Beim Brettspiel Diplomacy übernehmen die Spieler die Rolle der führenden Nationen in Europa zur Zeit des Ersten Weltkrieges. Wie der Name – Diplomatie – schon andeutet, geht es allerdings weniger um Strategie als um Verhandlungsgeschick. Zwar stehen sich die Streitkräfte der Spieler gegenüber, um die Kontrolle über eine bestimmte Menge Schlüsselprovinzen auf dem, in 75 Felder unterteilten, Spielfeld zu erringen, aber wer sich allein auf die Stärke seiner Armeen verlässt und einen Alleingang versucht, wird das Spiel ganz bestimmt nicht gewinnen.


Bei Diplomacy geht es darum Bündnisse zu schließen und mit den Mitspielern auszuhandeln.

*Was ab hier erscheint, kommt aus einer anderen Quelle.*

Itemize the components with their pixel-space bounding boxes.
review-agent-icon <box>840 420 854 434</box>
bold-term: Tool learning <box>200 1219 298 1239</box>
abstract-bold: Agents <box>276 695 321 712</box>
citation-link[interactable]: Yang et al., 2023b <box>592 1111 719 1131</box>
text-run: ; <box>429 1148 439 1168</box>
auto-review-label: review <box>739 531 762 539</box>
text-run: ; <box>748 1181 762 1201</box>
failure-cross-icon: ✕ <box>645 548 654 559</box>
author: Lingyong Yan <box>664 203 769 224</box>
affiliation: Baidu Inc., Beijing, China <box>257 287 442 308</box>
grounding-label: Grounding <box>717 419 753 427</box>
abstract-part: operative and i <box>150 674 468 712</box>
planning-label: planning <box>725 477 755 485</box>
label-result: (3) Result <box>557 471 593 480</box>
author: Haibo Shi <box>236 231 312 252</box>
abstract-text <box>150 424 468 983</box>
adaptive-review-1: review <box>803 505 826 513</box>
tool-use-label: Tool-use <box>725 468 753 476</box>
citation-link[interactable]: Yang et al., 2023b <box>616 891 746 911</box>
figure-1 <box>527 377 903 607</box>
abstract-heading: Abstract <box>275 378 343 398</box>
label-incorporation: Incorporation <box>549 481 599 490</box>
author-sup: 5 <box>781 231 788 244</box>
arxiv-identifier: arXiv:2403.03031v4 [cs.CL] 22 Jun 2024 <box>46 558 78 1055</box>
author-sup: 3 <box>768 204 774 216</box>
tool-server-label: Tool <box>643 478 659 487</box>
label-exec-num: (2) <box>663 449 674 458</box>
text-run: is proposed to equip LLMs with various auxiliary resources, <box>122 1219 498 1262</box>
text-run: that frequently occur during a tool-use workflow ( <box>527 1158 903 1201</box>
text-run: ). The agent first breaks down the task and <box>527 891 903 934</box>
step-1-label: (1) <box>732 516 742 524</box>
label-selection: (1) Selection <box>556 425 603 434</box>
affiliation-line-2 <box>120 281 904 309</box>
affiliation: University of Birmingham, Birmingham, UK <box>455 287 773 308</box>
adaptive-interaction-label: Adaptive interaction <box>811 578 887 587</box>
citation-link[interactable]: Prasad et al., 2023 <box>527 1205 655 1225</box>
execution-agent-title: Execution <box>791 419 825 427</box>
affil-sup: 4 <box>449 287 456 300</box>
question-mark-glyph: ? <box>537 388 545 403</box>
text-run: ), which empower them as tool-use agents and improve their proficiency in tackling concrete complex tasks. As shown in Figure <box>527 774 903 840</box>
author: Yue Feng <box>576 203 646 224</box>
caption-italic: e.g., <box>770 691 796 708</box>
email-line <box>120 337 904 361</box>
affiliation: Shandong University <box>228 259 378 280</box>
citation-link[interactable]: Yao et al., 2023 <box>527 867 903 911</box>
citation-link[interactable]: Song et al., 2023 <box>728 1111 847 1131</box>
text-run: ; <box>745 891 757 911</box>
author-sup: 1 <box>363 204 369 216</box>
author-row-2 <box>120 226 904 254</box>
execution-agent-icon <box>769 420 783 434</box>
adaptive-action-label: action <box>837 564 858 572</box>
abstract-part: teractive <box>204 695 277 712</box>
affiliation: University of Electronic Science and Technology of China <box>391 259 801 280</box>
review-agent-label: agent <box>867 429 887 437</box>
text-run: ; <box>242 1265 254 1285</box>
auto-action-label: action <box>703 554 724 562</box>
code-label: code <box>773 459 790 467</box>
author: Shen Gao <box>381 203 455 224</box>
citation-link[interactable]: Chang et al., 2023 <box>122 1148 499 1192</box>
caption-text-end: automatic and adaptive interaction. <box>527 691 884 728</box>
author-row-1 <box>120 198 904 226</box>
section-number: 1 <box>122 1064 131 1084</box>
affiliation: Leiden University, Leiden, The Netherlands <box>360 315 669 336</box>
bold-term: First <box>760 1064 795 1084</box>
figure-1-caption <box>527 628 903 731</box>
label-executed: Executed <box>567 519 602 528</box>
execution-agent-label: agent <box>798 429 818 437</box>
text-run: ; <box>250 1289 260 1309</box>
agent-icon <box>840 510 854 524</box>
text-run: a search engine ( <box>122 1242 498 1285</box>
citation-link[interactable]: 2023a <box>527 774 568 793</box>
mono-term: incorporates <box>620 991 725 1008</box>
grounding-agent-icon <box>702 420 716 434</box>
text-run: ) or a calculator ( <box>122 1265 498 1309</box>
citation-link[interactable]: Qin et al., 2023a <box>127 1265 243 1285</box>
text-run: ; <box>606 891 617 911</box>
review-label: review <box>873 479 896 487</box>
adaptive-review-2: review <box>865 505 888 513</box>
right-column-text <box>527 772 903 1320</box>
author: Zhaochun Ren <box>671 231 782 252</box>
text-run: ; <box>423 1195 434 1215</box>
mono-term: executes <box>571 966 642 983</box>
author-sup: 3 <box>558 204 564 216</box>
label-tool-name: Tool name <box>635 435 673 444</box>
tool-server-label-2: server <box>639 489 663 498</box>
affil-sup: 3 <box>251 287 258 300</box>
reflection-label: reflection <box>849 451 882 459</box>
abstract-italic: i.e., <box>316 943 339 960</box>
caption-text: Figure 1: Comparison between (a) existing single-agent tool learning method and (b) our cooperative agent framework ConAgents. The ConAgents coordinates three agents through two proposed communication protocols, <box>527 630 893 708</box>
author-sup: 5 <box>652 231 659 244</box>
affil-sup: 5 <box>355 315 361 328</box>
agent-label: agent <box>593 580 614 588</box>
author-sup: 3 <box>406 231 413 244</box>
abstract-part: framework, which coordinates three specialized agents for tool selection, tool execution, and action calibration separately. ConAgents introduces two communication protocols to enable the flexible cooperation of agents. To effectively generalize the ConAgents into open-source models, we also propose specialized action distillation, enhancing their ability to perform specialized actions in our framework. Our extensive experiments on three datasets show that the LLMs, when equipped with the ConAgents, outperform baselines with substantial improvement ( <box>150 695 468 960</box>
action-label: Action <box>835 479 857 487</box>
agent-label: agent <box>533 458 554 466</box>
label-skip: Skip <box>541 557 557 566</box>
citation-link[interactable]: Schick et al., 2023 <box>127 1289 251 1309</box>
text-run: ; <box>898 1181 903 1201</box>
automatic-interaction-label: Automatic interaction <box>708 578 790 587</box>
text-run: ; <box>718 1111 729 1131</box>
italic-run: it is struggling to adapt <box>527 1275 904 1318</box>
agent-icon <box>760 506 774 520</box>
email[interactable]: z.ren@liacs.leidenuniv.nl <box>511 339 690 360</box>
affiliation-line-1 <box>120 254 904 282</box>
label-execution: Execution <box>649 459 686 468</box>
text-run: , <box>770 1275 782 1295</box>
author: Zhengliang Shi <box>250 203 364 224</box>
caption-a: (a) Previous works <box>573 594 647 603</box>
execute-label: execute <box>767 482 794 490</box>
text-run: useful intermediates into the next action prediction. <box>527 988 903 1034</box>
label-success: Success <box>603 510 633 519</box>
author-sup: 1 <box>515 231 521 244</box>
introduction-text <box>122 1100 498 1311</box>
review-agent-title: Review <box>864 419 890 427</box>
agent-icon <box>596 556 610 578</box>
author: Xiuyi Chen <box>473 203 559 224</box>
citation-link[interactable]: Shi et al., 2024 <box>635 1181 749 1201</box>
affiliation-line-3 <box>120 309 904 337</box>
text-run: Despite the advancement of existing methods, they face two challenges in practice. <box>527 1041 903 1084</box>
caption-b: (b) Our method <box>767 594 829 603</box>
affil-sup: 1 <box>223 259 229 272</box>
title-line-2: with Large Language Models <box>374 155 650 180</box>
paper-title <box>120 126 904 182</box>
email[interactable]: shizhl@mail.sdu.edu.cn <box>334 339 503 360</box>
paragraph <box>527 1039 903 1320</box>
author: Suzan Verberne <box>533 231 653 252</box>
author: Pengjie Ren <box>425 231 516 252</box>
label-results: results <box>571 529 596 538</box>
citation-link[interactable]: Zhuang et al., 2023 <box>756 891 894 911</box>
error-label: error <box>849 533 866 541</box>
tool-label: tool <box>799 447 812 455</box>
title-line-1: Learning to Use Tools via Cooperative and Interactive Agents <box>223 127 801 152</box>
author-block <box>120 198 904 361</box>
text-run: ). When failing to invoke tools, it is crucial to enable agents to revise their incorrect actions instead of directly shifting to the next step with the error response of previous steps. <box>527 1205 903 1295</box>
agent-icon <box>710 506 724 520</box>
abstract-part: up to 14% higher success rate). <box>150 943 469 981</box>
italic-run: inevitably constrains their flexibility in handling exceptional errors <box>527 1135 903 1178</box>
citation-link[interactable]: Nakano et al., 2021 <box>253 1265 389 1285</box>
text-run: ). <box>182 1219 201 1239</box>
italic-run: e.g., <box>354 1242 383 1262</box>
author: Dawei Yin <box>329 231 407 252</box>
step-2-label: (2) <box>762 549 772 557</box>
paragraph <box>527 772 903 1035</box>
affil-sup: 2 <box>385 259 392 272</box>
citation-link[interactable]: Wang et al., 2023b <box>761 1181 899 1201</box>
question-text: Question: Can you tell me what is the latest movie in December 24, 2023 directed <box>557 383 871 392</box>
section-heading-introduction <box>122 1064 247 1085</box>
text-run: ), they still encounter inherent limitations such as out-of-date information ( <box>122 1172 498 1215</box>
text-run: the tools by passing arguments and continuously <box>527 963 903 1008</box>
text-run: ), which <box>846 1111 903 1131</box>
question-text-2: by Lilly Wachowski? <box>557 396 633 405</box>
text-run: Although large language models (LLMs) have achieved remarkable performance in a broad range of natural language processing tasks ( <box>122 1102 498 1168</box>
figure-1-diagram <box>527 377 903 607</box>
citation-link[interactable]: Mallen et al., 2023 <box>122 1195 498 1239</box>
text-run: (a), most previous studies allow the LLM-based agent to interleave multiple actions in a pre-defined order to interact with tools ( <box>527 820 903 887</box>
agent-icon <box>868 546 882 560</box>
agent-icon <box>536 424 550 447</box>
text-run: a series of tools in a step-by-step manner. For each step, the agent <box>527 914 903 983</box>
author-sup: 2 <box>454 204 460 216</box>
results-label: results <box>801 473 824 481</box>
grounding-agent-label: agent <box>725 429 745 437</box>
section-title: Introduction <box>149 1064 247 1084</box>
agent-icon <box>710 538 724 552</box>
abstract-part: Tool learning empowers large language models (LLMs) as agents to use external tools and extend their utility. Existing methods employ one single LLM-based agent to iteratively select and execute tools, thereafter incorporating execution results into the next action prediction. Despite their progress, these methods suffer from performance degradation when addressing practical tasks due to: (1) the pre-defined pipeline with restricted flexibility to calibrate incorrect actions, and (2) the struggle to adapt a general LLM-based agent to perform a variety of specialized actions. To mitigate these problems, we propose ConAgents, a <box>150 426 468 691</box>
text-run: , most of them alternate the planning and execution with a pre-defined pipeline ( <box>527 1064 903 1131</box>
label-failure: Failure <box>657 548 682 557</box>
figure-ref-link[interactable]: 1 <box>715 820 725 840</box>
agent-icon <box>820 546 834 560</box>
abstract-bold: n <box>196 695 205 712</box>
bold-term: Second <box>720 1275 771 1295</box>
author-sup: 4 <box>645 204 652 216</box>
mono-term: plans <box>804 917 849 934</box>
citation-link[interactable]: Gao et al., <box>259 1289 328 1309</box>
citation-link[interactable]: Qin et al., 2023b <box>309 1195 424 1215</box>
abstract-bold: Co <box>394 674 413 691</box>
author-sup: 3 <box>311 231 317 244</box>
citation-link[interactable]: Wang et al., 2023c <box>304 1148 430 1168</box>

Und natürlich darum, diese Bündnisse genau im richtigen Moment zu brechen. Denn gewinnen kann nur einer. Es gibt keine Zufallsfaktoren. Keine Karten oder Würfel. Und es gibt kein Zeitlimit für die Verhandlungen. Deswegen kann sich das Spiel auch manchmal ganz schon in die Länge ziehen, wenn zwischen den wenigen Minuten eigentlicher Spielzüge stundenlang um den kleinsten Vorteil gefeilscht wird. Wenn man sich mit allen Mitspielern einig über die Bedingungen ist und Spaß an strategischen Überlegungen und Verhandlungen hat, kann man sich mit Diplomacy wirklich königlich amüsieren.